Mme Normand distingue deux aspects distincts du problème, les nuisances sonores et la présence de chiens dans une cour d'école.
Des jeunes gens, propriétaires de chiens de la race Pitbull, se réunissent de jour comme de nuit jusqu'à trois, voire quatre heures du matin. Les cris, la musique des radios et les aboiements des chiens provoquent un vacarme insupportable pour les habitants du quartier. N'étant pas tenus en laisse, les chiens se promènent librement à travers le préau d'école en présence des enfants et courent après leurs ballons. Il en résulte tout naturellement que les parents redoutent de laisser leurs enfants jouer dans le préau.
Habitant les abords directs de la scène, Mme Normand n'ose pas intervenir craignant recevoir des projectiles genre canettes de bière. Néanmoins, en ayant eu l'occasion de discuter avec l'un des jeunes, Mme Normand s'est fait une idée plus précise du profil de ces personnes.

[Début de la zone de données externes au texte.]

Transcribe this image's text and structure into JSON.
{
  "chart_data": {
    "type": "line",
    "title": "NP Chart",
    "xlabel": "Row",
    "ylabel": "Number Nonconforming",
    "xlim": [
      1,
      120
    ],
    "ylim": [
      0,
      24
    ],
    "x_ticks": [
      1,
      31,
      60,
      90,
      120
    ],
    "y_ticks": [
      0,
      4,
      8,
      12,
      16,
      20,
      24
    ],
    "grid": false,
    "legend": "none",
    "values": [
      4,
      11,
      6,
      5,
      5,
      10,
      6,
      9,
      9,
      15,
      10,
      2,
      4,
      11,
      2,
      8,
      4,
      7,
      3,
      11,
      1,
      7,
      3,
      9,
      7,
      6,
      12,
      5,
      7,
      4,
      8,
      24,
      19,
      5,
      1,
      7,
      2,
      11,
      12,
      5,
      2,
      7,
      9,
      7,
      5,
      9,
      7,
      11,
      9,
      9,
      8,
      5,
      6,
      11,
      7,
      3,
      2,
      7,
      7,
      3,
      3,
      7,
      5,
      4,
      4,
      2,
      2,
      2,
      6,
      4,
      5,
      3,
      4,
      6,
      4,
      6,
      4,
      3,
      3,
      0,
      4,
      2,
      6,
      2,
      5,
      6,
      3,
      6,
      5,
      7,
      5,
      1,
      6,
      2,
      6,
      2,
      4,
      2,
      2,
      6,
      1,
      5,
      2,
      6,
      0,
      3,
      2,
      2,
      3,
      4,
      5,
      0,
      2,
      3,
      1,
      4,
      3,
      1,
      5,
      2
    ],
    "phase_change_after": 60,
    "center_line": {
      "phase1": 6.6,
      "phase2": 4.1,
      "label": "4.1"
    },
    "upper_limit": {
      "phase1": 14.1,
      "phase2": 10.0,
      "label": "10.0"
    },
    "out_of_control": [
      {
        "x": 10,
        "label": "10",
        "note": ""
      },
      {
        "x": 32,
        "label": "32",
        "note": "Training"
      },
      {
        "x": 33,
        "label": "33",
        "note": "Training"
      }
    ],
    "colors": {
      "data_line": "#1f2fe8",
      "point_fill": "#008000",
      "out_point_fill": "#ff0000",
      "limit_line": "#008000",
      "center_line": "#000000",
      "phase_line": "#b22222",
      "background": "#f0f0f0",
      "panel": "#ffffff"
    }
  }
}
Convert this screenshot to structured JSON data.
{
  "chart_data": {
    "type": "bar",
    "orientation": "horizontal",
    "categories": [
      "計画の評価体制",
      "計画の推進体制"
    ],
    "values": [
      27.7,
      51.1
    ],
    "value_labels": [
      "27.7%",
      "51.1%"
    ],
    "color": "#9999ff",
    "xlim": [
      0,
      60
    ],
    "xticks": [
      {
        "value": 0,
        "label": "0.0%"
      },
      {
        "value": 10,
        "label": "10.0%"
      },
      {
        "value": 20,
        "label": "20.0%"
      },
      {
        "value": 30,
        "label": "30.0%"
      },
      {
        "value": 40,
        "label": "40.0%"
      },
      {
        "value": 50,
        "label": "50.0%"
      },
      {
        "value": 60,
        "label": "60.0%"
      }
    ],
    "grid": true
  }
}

Les nombreuses réclamations, interventions de police et tentatives de dialogue, n'ont rien modifié. Les jeunes changent de préau pour un soir, notamment pour celui de l'école de St Jean, et reviennent pour recommencer de plus belle leur tapage.
Dernièrement, une personne de l'immeuble a subi une tentative d'effraction et s'est fait agresser.
Les habitants ne se sentent plus en sécurité et demandent que des mesures énergiques soient rapidement prises (effectifs d'intervention rapide, éducateurs de rues, …).
Faut-il qu'un drame arrive - enfant mordu, locataire au bord de l'énervement - pour que nos autorités agissent ? L'interrogation de Mme Normand résume toute l'incompréhension des habitants du quartier sur une situation jugée particulièrement anormale.
Les commissaires sont catégoriques pour dire que des chiens n'ont rien à faire dans un préau d'école. Cela est d'autant plus inacceptable que les chiens en question appartiennent à une race dite d'attaque, tristement réputée pour sa dangerosité possible et qu'ils sont laissés en liberté, sans muselière, dans un espace réservé aux enfants.
Conscient de la recrudescence de situations à risques de ce genre, le Conseil d'Etat mettait en consultation le 22 novembre 2000 auprès des milieux intéressés un projet de règlement (F 3 15.04) classant cette race de chiens (Pitbull) dans une catégorie considérée dangereuse. Le règlement permettra de soumettre les propriétaires de ces chiens à des obligations garantissant la maîtrise de leur animal et prévoyant des sanctions dans les cas contraires.
S'agissant des nuisances sonores, le Grand Conseil avait renvoyé au Conseil d'Etat la pétition des habitants voisins du préau de l'école du Devin-du-Village sur les conclusions que nous reprenons pour la présente pétition.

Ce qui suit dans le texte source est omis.